I’d always known that greed and morals and beliefs destroyed friendships. I also knew they influenced more dives than I cared to think about.

But I’d always tried to keep them out of my ship and out of my dives. That’s why I pick my crews so carefully; why I call the ship
Nobody’s Business
.

Somehow, I never expected Squishy to start the conflict.

Somehow, I never expected the conflict to be with me.

“No matter what I say, you’re going to dive that wreck, aren’t you?” she asks.

I nod.

Her sigh is as audible as mine was, and just as staged. She wants me to understand that her disapproval is deep, that she will hold me accountable if all the terrible things she imagines somehow come to pass.

We stare at each other in silence. It feels like we’re having some kind of argument, an argument without words. I’m loathe to break eye contact.

Finally, she’s the one who looks away.

“You want me to stay,” she says. “Fine. I’ll stay. But I have some conditions of my own.”

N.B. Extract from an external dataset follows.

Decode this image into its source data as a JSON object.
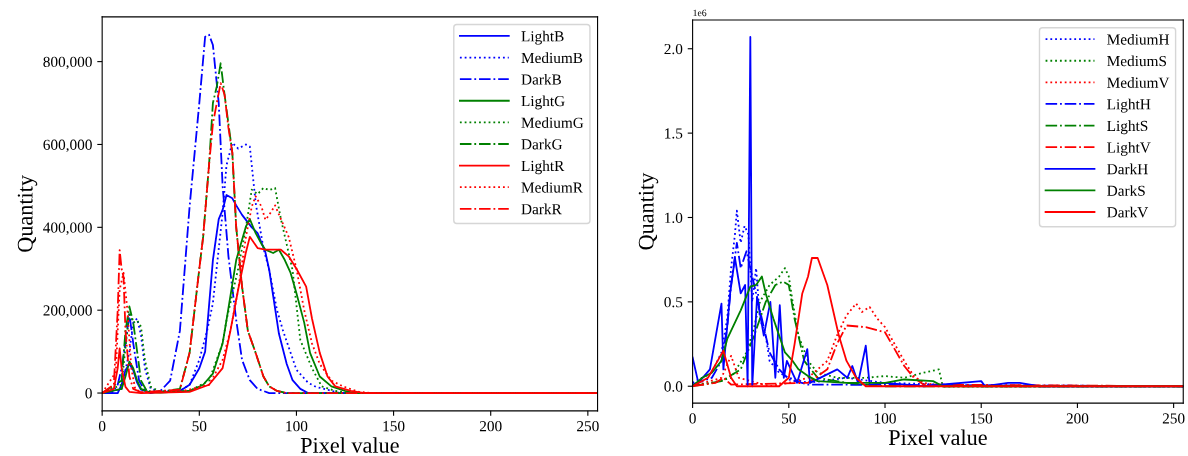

I expected that. In fact, I’d expected that earlier, when she’d first come to my quarters, not this prolonged discussion about destroying the wreck.

“Name them.”

“I’m done diving,” she says. “I’m not going near that thing, not even to save lives.”

“All right.”

“But I’ll man the skip, if you let me bring some of my medical supplies.”

So far, I see no problems. “All right.”

“And if something goes wrong—and it will—I reserve the right to give my notes, both audio and digital, to any necessary authorities. I reserve the right to tell them what we found and how I warned you. I reserve the right to tell them that you’re the one responsible for everything that happens.”